Mantova, 15 dicembre 2018 - Terminata la rifinitura mattutina, il Mantova è partito per il ritiro dove attenderà la gara di domani con il Sondrio. Un nuovo, impegnativo esame da superare a pieni voti per la squadra di Massimo Morgia, che deve fare bottino pieno per tenersi alle spalle il Como e le altre inseguitrici. Vincere in casa della formazione valtellinese non si preannuncia un compito affatto facile per i biancorossi, visto che dovranno riuscire a fare breccia in una rivale che, pur vestendo i panni della matricola, è rimasta a lungo tra le migliori e vanta una delle difese meno battute del Campionato.

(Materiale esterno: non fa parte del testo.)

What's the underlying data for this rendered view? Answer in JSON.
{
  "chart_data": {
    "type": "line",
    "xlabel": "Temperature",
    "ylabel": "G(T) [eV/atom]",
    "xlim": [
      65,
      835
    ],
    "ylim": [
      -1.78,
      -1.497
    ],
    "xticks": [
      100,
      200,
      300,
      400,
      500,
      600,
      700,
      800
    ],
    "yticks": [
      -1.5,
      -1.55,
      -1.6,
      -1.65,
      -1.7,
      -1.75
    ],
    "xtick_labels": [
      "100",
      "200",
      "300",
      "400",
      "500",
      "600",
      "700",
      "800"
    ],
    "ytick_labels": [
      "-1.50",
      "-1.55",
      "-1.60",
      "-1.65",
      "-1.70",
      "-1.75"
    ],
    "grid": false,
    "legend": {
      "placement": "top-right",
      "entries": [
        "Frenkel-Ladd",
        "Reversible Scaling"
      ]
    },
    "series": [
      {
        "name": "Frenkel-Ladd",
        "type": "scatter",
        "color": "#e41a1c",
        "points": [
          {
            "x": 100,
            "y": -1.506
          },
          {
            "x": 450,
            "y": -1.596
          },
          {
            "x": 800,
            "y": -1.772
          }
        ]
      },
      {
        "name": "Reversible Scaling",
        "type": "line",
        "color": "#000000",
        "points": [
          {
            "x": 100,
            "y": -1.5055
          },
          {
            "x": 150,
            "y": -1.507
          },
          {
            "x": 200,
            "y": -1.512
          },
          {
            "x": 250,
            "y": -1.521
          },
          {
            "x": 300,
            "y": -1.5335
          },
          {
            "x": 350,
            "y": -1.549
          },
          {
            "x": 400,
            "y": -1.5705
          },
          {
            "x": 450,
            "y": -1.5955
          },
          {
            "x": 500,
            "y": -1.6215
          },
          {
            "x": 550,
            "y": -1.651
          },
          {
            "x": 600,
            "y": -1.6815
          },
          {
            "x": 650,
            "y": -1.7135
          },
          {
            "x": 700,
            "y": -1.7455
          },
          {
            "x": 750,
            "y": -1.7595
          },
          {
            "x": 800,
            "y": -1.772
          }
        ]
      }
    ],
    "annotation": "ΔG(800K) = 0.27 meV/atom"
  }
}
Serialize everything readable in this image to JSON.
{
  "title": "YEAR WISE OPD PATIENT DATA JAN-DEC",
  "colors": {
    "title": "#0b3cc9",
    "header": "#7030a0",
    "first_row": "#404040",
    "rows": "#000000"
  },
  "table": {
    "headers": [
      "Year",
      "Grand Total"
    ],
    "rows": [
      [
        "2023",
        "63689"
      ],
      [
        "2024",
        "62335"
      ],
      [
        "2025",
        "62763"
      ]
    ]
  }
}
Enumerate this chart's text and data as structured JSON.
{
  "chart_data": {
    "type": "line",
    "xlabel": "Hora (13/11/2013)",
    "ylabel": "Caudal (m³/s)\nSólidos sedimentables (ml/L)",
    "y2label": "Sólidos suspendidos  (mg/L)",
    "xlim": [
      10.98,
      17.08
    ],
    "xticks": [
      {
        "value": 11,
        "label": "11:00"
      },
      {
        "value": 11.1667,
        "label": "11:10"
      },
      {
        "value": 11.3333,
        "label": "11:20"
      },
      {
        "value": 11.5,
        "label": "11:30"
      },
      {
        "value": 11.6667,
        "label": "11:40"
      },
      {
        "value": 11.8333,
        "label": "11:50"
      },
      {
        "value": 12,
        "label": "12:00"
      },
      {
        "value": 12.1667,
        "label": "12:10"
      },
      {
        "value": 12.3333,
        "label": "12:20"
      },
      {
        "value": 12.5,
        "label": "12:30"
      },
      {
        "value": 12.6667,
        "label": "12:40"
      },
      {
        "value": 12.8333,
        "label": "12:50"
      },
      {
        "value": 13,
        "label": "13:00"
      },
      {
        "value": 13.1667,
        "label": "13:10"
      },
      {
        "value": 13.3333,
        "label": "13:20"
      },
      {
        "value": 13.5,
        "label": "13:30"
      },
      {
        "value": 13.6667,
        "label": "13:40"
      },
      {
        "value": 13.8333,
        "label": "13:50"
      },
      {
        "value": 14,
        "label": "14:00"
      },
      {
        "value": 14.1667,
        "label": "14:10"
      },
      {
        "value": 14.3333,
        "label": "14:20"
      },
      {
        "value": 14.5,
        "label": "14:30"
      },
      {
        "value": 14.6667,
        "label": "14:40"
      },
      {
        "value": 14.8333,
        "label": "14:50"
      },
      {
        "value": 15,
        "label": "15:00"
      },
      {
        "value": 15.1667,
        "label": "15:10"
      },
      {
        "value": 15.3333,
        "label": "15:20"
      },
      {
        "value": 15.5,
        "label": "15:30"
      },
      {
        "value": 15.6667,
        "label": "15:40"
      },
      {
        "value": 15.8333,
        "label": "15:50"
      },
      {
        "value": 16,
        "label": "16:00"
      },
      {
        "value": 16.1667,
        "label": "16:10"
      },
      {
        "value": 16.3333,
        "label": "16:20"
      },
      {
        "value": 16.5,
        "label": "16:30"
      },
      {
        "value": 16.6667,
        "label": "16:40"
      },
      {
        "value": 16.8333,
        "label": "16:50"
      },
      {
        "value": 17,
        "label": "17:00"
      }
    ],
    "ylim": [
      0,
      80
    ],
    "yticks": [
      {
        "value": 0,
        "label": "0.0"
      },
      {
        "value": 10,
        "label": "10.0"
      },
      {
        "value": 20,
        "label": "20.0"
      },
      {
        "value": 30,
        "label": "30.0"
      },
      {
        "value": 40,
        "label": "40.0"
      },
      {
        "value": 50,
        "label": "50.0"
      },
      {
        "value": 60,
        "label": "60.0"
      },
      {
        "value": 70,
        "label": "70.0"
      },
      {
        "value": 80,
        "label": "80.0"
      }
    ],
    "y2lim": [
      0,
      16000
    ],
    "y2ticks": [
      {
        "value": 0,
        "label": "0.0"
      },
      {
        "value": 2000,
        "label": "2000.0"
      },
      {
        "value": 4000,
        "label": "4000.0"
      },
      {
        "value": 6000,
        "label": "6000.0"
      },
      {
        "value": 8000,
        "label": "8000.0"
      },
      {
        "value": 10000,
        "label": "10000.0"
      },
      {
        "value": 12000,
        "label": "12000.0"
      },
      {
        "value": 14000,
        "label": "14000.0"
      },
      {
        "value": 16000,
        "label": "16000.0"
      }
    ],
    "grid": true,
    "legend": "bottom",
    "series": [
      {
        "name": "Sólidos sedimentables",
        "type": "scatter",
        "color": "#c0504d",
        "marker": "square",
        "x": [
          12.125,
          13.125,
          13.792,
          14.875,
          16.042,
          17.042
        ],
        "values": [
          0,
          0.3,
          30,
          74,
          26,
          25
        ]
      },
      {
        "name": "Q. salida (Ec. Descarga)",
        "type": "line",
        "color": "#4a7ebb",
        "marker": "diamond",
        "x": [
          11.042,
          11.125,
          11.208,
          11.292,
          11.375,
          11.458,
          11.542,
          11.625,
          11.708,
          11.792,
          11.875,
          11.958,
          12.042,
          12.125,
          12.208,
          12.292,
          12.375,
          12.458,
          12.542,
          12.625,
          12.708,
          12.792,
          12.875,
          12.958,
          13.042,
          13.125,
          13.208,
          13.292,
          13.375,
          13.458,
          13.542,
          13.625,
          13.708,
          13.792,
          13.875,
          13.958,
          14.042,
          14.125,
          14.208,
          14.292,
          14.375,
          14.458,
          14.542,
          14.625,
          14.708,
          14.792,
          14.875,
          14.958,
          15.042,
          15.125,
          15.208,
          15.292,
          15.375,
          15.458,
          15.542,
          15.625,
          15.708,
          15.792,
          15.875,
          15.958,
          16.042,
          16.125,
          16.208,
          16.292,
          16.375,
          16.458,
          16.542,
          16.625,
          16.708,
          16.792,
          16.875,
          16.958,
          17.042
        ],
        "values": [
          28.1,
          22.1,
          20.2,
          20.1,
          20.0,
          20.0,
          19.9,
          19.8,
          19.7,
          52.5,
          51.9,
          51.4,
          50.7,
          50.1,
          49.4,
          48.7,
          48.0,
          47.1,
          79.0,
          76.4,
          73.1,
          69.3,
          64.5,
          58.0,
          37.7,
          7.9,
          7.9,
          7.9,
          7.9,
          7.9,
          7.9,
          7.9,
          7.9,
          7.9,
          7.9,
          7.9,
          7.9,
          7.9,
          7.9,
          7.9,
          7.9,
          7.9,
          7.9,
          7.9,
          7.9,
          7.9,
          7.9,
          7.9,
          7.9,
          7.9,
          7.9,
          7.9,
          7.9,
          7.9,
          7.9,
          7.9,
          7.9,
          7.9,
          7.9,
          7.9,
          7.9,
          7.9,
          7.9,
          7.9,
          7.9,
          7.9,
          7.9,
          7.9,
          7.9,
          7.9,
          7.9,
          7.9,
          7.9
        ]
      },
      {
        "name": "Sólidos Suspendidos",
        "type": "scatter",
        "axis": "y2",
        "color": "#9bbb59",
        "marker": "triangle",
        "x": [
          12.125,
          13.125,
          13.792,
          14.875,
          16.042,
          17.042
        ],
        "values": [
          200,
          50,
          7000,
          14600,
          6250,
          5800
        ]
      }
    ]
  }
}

Dal canto suo la compagine virgiliana si è portato verso Sondrio un unico, vero dubbio, legato alle condizioni di Baniya, uscito malconcio nella gara infrasettimanale con Caravaggio. Un'eventuale assenza del giovane centrale potrebbe costringere Mister Morgia a rivedere il "piano delle quote", magari inserendo al centro della difesa un giocatore esperto (forse Bertozzini proprio come è accaduto con i bergamaschi mercoledì scorso) per ricavare poi lo spazio per un Under in altre zone del campo. Per il resto, confermato il collaudato 4-3-3, l'unico vero dubbio potrebbe riguardare chi sarà il terzo attaccante tra Ferrari ed Altinier, che si contendono la possibilità di partire dall'inizio al fianco di Ferri Marini e Scotto. La gara con il Sondrio (diretta dal signor Zamagni di Cesena) sarà la penultima dell'andata e Mister Morgia chiede ai suoi di terminare questa splendida prima parte della stagione nel migliore dei modi, procedendo sempre a vele spiegate. All'interno dello spogliatoio biancorosso, tra l'altro, è maturata una sorta di scommessa tra i giocatori e l'allenatore, che avrebbe promesso un "regalo" qualora la sua formazione riesca a chiudere l'andata facendo bottino pieno. Un intento che passa attraverso un blitz vincente in questa trasferta lunga e faticosa (sotto diversi punti di vista) fino a Sondrio, dove il Mantova è chiamato a ribadire lo spirito e la personalità della capolista.